Julie Stahl | Jerusalem Bureau Chief | Monday, November 6, 2006
The parade, sponsored by Jerusalem Open House, the city's lesbian, gay, bisexual and transgender center, has infuriated the city's religious Jews, Muslims and Christians.
Members of the Ultra-Orthodox Jewish community have been rioting in their neighborhoods for the last week, upset that the homosexual event will take place in a city that three major religions revere as holy.
Police on Sunday urged cancellation of the parade for security reasons. Police argued that in the circumstances, the potential danger to life outweighed freedom of expression.

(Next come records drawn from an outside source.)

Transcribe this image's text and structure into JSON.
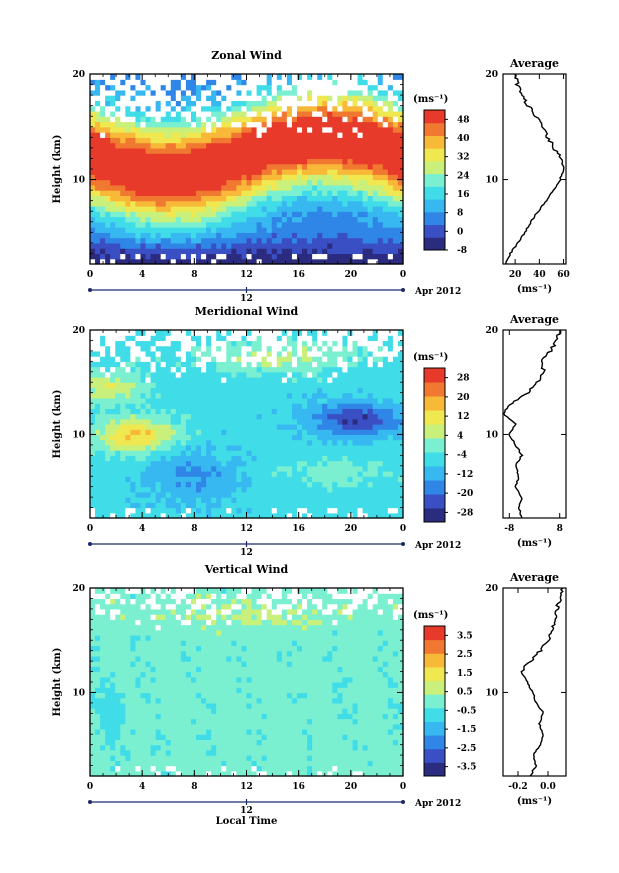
{
  "figure": {
    "xlabel": "Local Time",
    "date_label": "Apr 2012",
    "date_tick": "12"
  },
  "colors": {
    "scale": [
      "#2b2b80",
      "#3a4fc4",
      "#2f86e6",
      "#38b8f0",
      "#40dde8",
      "#7af0d0",
      "#c8f07a",
      "#f0e850",
      "#f8b838",
      "#f07830",
      "#e83a2a"
    ]
  },
  "chart_data": [
    {
      "type": "heatmap",
      "title": "Zonal Wind",
      "ylabel": "Height (km)",
      "x": [
        0,
        4,
        8,
        12,
        16,
        20,
        0
      ],
      "xlim": [
        0,
        24
      ],
      "ylim": [
        2,
        20
      ],
      "yticks": [
        10,
        20
      ],
      "colorbar_unit": "(ms⁻¹)",
      "colorbar_ticks": [
        "48",
        "40",
        "32",
        "24",
        "16",
        "8",
        "0",
        "-8"
      ],
      "colorbar_range": [
        -8,
        52
      ],
      "average": {
        "title": "Average",
        "xlabel": "(ms⁻¹)",
        "xticks": [
          "20",
          "40",
          "60"
        ],
        "xlim": [
          10,
          62
        ],
        "profile": [
          {
            "h": 2,
            "v": 12
          },
          {
            "h": 3,
            "v": 16
          },
          {
            "h": 4,
            "v": 22
          },
          {
            "h": 5,
            "v": 28
          },
          {
            "h": 6,
            "v": 33
          },
          {
            "h": 7,
            "v": 39
          },
          {
            "h": 8,
            "v": 46
          },
          {
            "h": 9,
            "v": 52
          },
          {
            "h": 10,
            "v": 57
          },
          {
            "h": 11,
            "v": 60
          },
          {
            "h": 12,
            "v": 58
          },
          {
            "h": 13,
            "v": 52
          },
          {
            "h": 14,
            "v": 47
          },
          {
            "h": 15,
            "v": 43
          },
          {
            "h": 16,
            "v": 37
          },
          {
            "h": 17,
            "v": 31
          },
          {
            "h": 18,
            "v": 25
          },
          {
            "h": 19,
            "v": 22
          },
          {
            "h": 20,
            "v": 20
          }
        ]
      }
    },
    {
      "type": "heatmap",
      "title": "Meridional Wind",
      "ylabel": "Height (km)",
      "x": [
        0,
        4,
        8,
        12,
        16,
        20,
        0
      ],
      "xlim": [
        0,
        24
      ],
      "ylim": [
        2,
        20
      ],
      "yticks": [
        10,
        20
      ],
      "colorbar_unit": "(ms⁻¹)",
      "colorbar_ticks": [
        "28",
        "20",
        "12",
        "4",
        "-4",
        "-12",
        "-20",
        "-28"
      ],
      "colorbar_range": [
        -32,
        32
      ],
      "average": {
        "title": "Average",
        "xlabel": "(ms⁻¹)",
        "xticks": [
          "-8",
          "8"
        ],
        "xlim": [
          -10,
          10
        ],
        "profile": [
          {
            "h": 2,
            "v": -4
          },
          {
            "h": 3,
            "v": -5
          },
          {
            "h": 4,
            "v": -4
          },
          {
            "h": 5,
            "v": -6
          },
          {
            "h": 6,
            "v": -5
          },
          {
            "h": 7,
            "v": -6
          },
          {
            "h": 8,
            "v": -4
          },
          {
            "h": 9,
            "v": -6
          },
          {
            "h": 10,
            "v": -8
          },
          {
            "h": 11,
            "v": -6
          },
          {
            "h": 12,
            "v": -10
          },
          {
            "h": 13,
            "v": -7
          },
          {
            "h": 14,
            "v": -2
          },
          {
            "h": 15,
            "v": 1
          },
          {
            "h": 16,
            "v": 3
          },
          {
            "h": 17,
            "v": 2
          },
          {
            "h": 18,
            "v": 5
          },
          {
            "h": 19,
            "v": 7
          },
          {
            "h": 20,
            "v": 8
          }
        ]
      }
    },
    {
      "type": "heatmap",
      "title": "Vertical Wind",
      "ylabel": "Height (km)",
      "x": [
        0,
        4,
        8,
        12,
        16,
        20,
        0
      ],
      "xlim": [
        0,
        24
      ],
      "ylim": [
        2,
        20
      ],
      "yticks": [
        10,
        20
      ],
      "colorbar_unit": "(ms⁻¹)",
      "colorbar_ticks": [
        "3.5",
        "2.5",
        "1.5",
        "0.5",
        "-0.5",
        "-1.5",
        "-2.5",
        "-3.5"
      ],
      "colorbar_range": [
        -4,
        4
      ],
      "average": {
        "title": "Average",
        "xlabel": "(ms⁻¹)",
        "xticks": [
          "-0.2",
          "0.0"
        ],
        "xlim": [
          -0.3,
          0.12
        ],
        "profile": [
          {
            "h": 2,
            "v": -0.12
          },
          {
            "h": 3,
            "v": -0.08
          },
          {
            "h": 4,
            "v": -0.1
          },
          {
            "h": 5,
            "v": -0.05
          },
          {
            "h": 6,
            "v": -0.03
          },
          {
            "h": 7,
            "v": -0.06
          },
          {
            "h": 8,
            "v": -0.03
          },
          {
            "h": 9,
            "v": -0.08
          },
          {
            "h": 10,
            "v": -0.1
          },
          {
            "h": 11,
            "v": -0.14
          },
          {
            "h": 12,
            "v": -0.18
          },
          {
            "h": 13,
            "v": -0.12
          },
          {
            "h": 14,
            "v": -0.05
          },
          {
            "h": 15,
            "v": 0.0
          },
          {
            "h": 16,
            "v": 0.03
          },
          {
            "h": 17,
            "v": 0.05
          },
          {
            "h": 18,
            "v": 0.06
          },
          {
            "h": 19,
            "v": 0.08
          },
          {
            "h": 20,
            "v": 0.1
          }
        ]
      }
    }
  ]
}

But Israel's Attorney General Menachem Mazuz ordered the parade to take place as planned.
Mazuz instructed police to discuss the possibility of another parade route, and he recommended that a "more modest" parade be held, but it's not clear what he meant by that.
The Israeli Chief Rabbinate - the official religious leadership of the country -- issued a statement on Monday calling on Israelis to hold peaceful prayer vigils at 10 a.m. Friday as a way of opposing the "abomination march in the Holy City."
Other rabbis circulated a letter calling on Jerusalem residents to refrain from violence but expressing neither support nor opposition to the parade.
More than 10,000 police officers will be on duty in Jerusalem when the parade kicks off, police spokesman Micky Rosenfeld said.